1979, c’est aussi l’année du premier «Alien» de Ridley Scott dans lequel Sigourney Weaver en Ripley offre un modèle d’héroïne inédit. Mais les patrons des studios peinent à en faire une norme. «Terminator 2: Le Jugement dernier» de James Cameron en 1991, «G.I. Jane» encore de Ridley Scott en 1997 ou encore «Tuer Bill» de Quentin Tarantino en 2003 demeurent des exceptions. Le passage de l’an 2000 est marqué par l’adaptation de jeux vidéos à succès mettant en vedette des femmes, «Lara Croft: Tomb Raider» déboule en 2001 et «Les Créatures maléfiques» arrive l’année suivante. Il faut ensuite attendre une décennie avant d’avoir droit à des films d’action féminins dignes de ce nom avec «Hanna» en 2011, «Lucy» en 2014 ou encore le très bon «Blonde atomique» en 2017. Les jeunes femmes effectuent également leurs premières incursions dans ce genre avec la saga «Hunger Games» de 2012 à 2015.
Et «Les 355», sorti à la réouverture des salles il y a quelques semaines, produit par Jessica Chastain et mettant en vedette un groupe de cinq femmes traquant des terroristes prouvent, au-delà de tout doute, qu’un film d’action féminin vaut largement son équivalent masculin.

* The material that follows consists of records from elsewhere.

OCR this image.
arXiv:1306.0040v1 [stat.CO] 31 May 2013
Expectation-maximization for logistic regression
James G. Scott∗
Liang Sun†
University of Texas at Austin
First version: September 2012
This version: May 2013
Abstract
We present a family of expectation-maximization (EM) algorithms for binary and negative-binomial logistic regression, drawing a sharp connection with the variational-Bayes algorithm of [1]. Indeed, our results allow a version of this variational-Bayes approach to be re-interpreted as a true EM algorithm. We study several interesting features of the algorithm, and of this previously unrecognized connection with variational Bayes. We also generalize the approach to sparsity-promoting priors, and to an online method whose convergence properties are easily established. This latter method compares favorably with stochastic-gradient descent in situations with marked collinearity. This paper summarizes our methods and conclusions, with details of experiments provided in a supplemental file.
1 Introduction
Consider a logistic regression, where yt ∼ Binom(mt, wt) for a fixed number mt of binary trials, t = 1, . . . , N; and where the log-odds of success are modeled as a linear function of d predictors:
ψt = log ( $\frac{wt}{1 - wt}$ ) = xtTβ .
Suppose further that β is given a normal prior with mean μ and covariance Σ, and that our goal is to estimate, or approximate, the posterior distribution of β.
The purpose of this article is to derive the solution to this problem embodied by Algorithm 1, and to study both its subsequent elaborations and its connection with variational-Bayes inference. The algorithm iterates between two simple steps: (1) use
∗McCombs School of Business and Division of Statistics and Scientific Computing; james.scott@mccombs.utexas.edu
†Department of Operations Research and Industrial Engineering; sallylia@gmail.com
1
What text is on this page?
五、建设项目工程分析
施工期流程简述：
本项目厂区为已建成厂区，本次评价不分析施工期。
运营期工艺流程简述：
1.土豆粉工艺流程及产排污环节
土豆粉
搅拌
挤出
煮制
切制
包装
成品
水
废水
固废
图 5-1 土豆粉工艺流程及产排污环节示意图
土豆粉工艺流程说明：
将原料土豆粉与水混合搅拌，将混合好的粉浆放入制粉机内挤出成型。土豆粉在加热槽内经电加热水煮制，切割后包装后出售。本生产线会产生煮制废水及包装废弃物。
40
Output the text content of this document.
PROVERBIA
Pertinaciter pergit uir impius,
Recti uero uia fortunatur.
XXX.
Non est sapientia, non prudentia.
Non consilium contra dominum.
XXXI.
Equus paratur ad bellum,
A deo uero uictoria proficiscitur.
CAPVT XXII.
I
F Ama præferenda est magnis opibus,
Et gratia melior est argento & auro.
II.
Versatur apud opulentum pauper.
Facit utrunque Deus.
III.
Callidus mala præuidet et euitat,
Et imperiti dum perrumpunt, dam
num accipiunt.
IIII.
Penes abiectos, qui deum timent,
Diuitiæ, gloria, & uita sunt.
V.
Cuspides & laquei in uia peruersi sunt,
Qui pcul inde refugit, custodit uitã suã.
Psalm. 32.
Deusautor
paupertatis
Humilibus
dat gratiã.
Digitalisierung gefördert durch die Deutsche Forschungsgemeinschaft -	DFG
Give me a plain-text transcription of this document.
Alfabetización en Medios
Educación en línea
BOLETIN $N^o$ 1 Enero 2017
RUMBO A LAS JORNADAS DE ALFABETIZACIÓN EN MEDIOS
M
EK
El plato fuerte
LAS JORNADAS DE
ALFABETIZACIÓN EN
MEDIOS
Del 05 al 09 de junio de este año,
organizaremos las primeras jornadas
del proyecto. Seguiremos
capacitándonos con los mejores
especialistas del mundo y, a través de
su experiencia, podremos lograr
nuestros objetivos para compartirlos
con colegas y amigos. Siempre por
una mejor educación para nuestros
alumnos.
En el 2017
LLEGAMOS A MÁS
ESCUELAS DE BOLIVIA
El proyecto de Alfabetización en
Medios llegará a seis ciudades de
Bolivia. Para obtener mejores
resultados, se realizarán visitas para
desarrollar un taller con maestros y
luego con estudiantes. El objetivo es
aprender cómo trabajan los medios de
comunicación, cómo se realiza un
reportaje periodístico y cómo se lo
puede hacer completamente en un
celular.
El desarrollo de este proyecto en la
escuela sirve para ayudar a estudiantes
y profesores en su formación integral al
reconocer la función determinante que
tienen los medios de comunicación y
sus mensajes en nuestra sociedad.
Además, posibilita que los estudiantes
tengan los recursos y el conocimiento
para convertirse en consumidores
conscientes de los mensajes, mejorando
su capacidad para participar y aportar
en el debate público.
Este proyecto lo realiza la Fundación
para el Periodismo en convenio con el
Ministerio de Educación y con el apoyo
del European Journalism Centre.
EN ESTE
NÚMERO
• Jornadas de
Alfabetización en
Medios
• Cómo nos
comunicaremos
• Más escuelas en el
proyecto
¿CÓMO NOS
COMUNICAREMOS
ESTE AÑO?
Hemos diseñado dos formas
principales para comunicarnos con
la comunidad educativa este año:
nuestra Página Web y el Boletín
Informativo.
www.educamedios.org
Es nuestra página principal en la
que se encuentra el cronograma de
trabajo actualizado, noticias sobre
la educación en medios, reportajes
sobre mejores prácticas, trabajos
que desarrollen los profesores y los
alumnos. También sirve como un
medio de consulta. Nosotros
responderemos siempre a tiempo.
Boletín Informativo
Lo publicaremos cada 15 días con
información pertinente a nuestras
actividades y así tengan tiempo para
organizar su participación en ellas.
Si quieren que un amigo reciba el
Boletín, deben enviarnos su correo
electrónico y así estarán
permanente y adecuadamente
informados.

Ce n’est qu’en 2017 – oublions les navets que sont «Catwoman» et «Elektra» – que la première super héroïne a droit à un film réussi qui lui est entièrement consacré lorsque Gal Gadot endosse le costume de Wonder Woman. DC et Warner continuent et offrent, en 2020, «Birds of Prey et la fantabuleuse histoire de Harley Quinn» mettant en vedette un ensemble de personnages féminins. Marvel s’empresse alors de rattraper son retard avec «Capitaine Marvel» en 2019 puis avec «Black Widow» l’an dernier.
Maintenant que l’action et les super héros ne sont plus des domaines réservés aux hommes, on voit apparaître des longs métrages traitant de la violence au féminin, l’un des derniers sujets tabous. Qu’il s’agisse de «Nation destruction» en 2018, «Une Jeune femme pleine de promesses» en 2020, «Une dernière nuit à Soho», «Titane» ou «Zola», tous deux sortis au cours des derniers mois, les femmes ont désormais le droit d’explorer tous les côtés de leur personnalité, y compris les plus sombres.
La télévision, toujours en avance sur le cinéma, propose désormais des représentations féminines complexes, notamment dans l’impressionnante «Genera+ion» de HBO, incluant des personnages trans dans la remarquable série «Euphoria» de Sam Levinson, le réalisateur de «Nation destruction» – et non binaires – Asia Kate Dillon dans l’excellente «Billions». Pas de doute, une révolution est en marche et il était temps.